Question

What is the formula for \[\left( {{{\sin }^2}A + {{\sin }^2}B} \right)\]?

Answer 1

Hint: Here in this question, we have to find the formula of given trigonometric function. this can be solve by, using a formula of double angle of cosine trigonometric function i.e., \[\cos 2\theta = 1 - 2{\sin ^2}\theta \], where \[\theta \]be the angle and by further simplification by the basic arithmetic operation we get the required solutions.

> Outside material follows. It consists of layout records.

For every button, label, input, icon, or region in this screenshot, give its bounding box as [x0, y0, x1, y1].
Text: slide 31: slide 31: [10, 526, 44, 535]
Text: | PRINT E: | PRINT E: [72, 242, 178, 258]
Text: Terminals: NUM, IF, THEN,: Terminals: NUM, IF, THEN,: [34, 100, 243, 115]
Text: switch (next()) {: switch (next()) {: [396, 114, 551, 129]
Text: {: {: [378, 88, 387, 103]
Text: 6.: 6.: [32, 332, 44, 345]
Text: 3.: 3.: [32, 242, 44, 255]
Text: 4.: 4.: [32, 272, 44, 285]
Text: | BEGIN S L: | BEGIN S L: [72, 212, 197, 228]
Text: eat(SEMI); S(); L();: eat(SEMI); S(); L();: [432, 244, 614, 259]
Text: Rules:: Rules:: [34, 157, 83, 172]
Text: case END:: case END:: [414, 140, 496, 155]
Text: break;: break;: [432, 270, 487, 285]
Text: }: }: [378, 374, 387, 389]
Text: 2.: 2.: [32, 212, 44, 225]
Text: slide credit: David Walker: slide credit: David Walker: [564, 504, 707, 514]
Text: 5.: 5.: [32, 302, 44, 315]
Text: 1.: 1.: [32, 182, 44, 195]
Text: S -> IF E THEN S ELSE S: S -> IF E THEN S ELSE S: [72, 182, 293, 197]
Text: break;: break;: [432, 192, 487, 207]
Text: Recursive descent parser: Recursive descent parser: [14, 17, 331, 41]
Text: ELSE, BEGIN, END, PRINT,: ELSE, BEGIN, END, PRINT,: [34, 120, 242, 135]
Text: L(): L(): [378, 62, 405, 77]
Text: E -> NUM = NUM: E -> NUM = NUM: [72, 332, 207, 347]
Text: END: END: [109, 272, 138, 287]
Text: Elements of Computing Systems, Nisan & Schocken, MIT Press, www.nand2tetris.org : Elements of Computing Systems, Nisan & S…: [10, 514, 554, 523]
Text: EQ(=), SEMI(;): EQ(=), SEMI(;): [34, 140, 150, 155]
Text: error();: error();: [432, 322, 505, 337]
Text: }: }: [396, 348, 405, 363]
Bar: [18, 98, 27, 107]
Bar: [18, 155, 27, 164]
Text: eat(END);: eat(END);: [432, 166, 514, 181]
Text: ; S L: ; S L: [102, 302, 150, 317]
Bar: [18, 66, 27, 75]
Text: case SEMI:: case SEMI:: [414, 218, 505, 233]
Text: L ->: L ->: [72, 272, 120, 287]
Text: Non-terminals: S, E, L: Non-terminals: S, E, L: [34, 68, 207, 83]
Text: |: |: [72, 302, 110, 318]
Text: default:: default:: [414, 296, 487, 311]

Complete step-by-step answer:
A function of an angle expressed as the ratio of two of the sides of a right triangle that contains that angle; the sine, cosine, tangent, cotangent, secant, or cosecant known as trigonometric function Also called circular function.
Consider the given question:
We have to find the formula of
\[ \Rightarrow \,\,{\sin ^2}A + {\sin ^2}B\]--------(1)
Let us consider a double angle formula of cosine function i.e., \[\cos 2\theta = 1 - 2{\sin ^2}\theta \], where \[\theta \] be the angle.
At an angle \[\theta = A\], then
\[ \Rightarrow \,\,\cos 2A = 1 - 2{\sin ^2}A\]
On rearranging, we have
\[ \Rightarrow \,\,2{\sin ^2}A = 1 - \cos 2A\]
Divide both side by 2, then we get
\[ \Rightarrow \,\,{\sin ^2}A = \dfrac{{1 - \cos 2A}}{2}\] ---------(2)
Similarly, at an angle
At an angle \[\theta = B\], then
\[ \Rightarrow \,\,\cos 2B = 1 - 2{\sin ^2}B\]
On rearranging, we have
\[ \Rightarrow \,\,2{\sin ^2}B = 1 - \cos 2B\]
Divide both side by 2, then we get
\[ \Rightarrow \,\,{\sin ^2}B = \dfrac{{1 - \cos 2B}}{2}\] ---------(3)
Substitute equation (2) and (3) in equation (1), we have
\[ \Rightarrow \,\,{\sin ^2}A + {\sin ^2}B = \dfrac{{1 - \cos 2A}}{2} + \dfrac{{1 - \cos 2B}}{2}\]
On simplification, we have
\[ \Rightarrow \,\,{\sin ^2}A + {\sin ^2}B = \dfrac{{1 - \cos 2A + 1 - \cos 2B}}{2}\]
\[ \Rightarrow \,\,{\sin ^2}A + {\sin ^2}B = \dfrac{{2 - \left( {\cos 2A + \cos 2B} \right)}}{2}\]
Separate the fraction in RHS, then
\[ \Rightarrow \,\,{\sin ^2}A + {\sin ^2}B = \dfrac{2}{2} - \dfrac{{\cos 2A + \cos 2B}}{2}\]
\[ \Rightarrow \,\,{\sin ^2}A + {\sin ^2}B = 1 - \dfrac{{\cos 2A + \cos 2B}}{2}\]
By the transformation trigonometric formula i.e., \[\cos a + \cos b = 2\cos \left( {\dfrac{{a + b}}{2}} \right) \cdot \cos \left( {\dfrac{{a - b}}{2}} \right)\], then RHS becomes
\[ \Rightarrow \,\,{\sin ^2}A + {\sin ^2}B = 1 - \dfrac{{2\cos \left( {\dfrac{{2A + 2B}}{2}} \right) \cdot \cos \left( {\dfrac{{2A - 2B}}{2}} \right)}}{2}\]
By simplification, we have
\[ \Rightarrow \,\,{\sin ^2}A + {\sin ^2}B = 1 - \cos \left( {\dfrac{{2A + 2B}}{2}} \right) \cdot \cos \left( {\dfrac{{2A - 2B}}{2}} \right)\]
\[ \Rightarrow \,\,{\sin ^2}A + {\sin ^2}B = 1 - \cos \left( {\dfrac{{2\left( {A + B} \right)}}{2}} \right) \cdot \cos \left( {\dfrac{{2\left( {A - B} \right)}}{2}} \right)\]
Again simplification, we get
\[ \Rightarrow \,\,{\sin ^2}A + {\sin ^2}B = 1 - \cos \left( {A + B} \right) \cdot \cos \left( {A - B} \right)\]
Hence, the required formula is \[{\sin ^2}A + {\sin ^2}B = 1 - \cos \left( {A + B} \right) \cdot \cos \left( {A - B} \right)\]

Note: When solving the trigonometry based questions, we have to know the definitions of ratios and always remember the standard angles and formulas are useful for solving certain integration problems where a double formula may make things much simpler to solve. Thus, in math as well as in physics, these formulae are useful to derive many important identities.